Cinquante ans après sa découverte, Lucy n’a pas livré tous ses secrets
Publié le - par LeBlob.fr, avec l’AFP
Les quatre boîtes sont sorties avec soin d’un coffre-fort, puis posées sur une longue table. A l’intérieur, des restes dentaires, des fragments de crâne, de bassin et de fémur de la plus célèbre australopithèque, Lucy, découverte il y a cinquante ans en Ethiopie.
Le 24 novembre 1974, dans la région de l’Afar nichée dans le nord-est du pays, une équipe de scientifiques initialement formée de Maurice Taieb, Yves Coppens, Donald Johanson, Jon Kalb et Raymonde Bonnefille, mettaient au jour 52 fragments d’ossements, permettant de composer environ 40 % du squelette. Ce fossile d’hominidé bipède, à l’époque le plus complet jamais trouvé, va révolutionner la recherche scientifique et la compréhension de nos ancêtres.
D’abord appelé A.L-288-1, les chercheurs le surnomment ensuite Lucy, en référence à la chanson des Beatles «Lucy in the Sky with Diamonds», que l’équipe écoutait après avoir fêté la découverte. Il s’agit d’un Australopithecus afarensis, vieux de 3,18 millions d’années.
Lucy, morte possiblement entre 11 et 13 ans (ce qui est considéré comme un âge adulte pour cette espèce) mesurant 1,10 m de haut et pesant 29 kg, est conservée dans une pièce non ouverte au public au musée national d’Ethiopie, au cœur de la capitale Addis Abeba.
Pour Sahleselasie Melaku, qui dirige le département paléontologie, Lucy a changé « la perception de l’évolution humaine ». Il considère la période antérieure à sa découverte comme « une période sombre » de la recherche scientifique. « Depuis sa découverte, nous avons beaucoup appris sur nos propres origines », affirme le scientifique de 31 ans.

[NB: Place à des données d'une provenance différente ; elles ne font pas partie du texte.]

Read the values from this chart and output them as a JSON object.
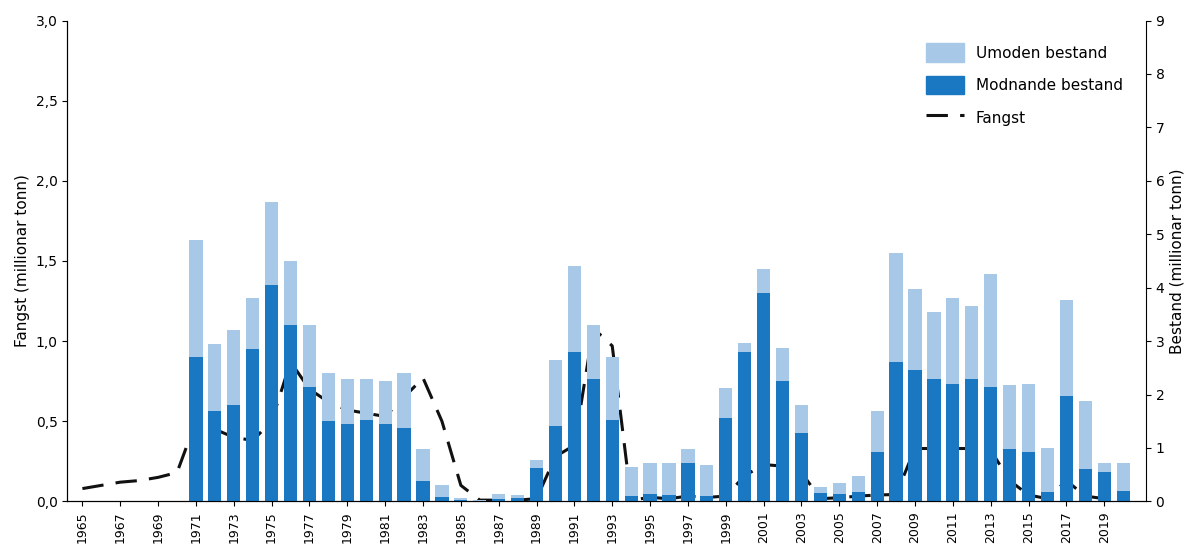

Le musée reçoit toujours de nombreuses sollicitations pour l’étudier, mais le squelette ne quitte désormais plus l’Ethiopie. Sahleselasie Melaku est toujours émerveillé par sa conservation. Il pointe notamment du doigt une vertèbre, légèrement déformée. « Cela veut dire qu’elle avait sûrement des problèmes de dos », souligne-t-il. « La découverte de Lucy, ça a été un moment assez exceptionnel parce qu’il faut se rendre compte qu’il y a 50 ans, on connaissait finalement très peu de choses avant 3 millions d’années et on n’avait rien d’aussi complet », remarque Jean-Renaud Boisserie, paléontologue, directeur de recherches au CNRS, affecté au Centre français des études éthiopiennes.
Longtemps décrite comme « la grand-mère de l’humanité », Lucy est aujourd’hui plutôt considérée comme une tante ou une cousine – sa filiation directe avec l’Homme étant contestée.
Car depuis 1974, de nombreuses découvertes ont rebattu les cartes, avec des spécimens mis au jour en Ethiopie, en Afrique du Sud, au Kenya mais aussi au Tchad, avec « Toumaï » découvert en 2001 qui date d’environ 7 millions d’années. Il est considéré par certains scientifiques comme le premier représentant de la lignée humaine.
Toujours étudiée, Lucy n’a pas encore livré tous ses secrets. Selon une étude publiée en 2016, elle passait un tiers de son temps dans les arbres, où elle nichait, et était dotée de membres supérieurs très développés. Elle serait morte après être tombée d’un arbre, selon une étude de la revue américaine PLOS One parue la même année. En 2022, une autre étude publiée dans la revue Nature et s’intéressant notamment au bassin de Lucy, a conclu que les nouveaux-nés australopithèques avaient un cerveau très immature, comme les nouveaux-nés actuels, et nécessitaient la coopération des parents pour s’occuper d’eux.
« Il reste encore de nombreuses questions sans réponse, sourit Sahleselasie Melaku, avant de poursuivre : En particulier, nous n’en savons pas beaucoup plus sur l’enfance de ces ancêtres ». Pour le paléontologue, les progrès scientifiques et les matériels de plus en avancés permettent de pousser davantage la compréhension. « Les études qui peuvent être menées sur elle, sur ses semblables, posent les questions scientifiques de demain », souligne Jean-Renaud Boisserie : « Un matériel aussi exceptionnel que celui-là a un rôle moteur dans l’évolution de la recherche ».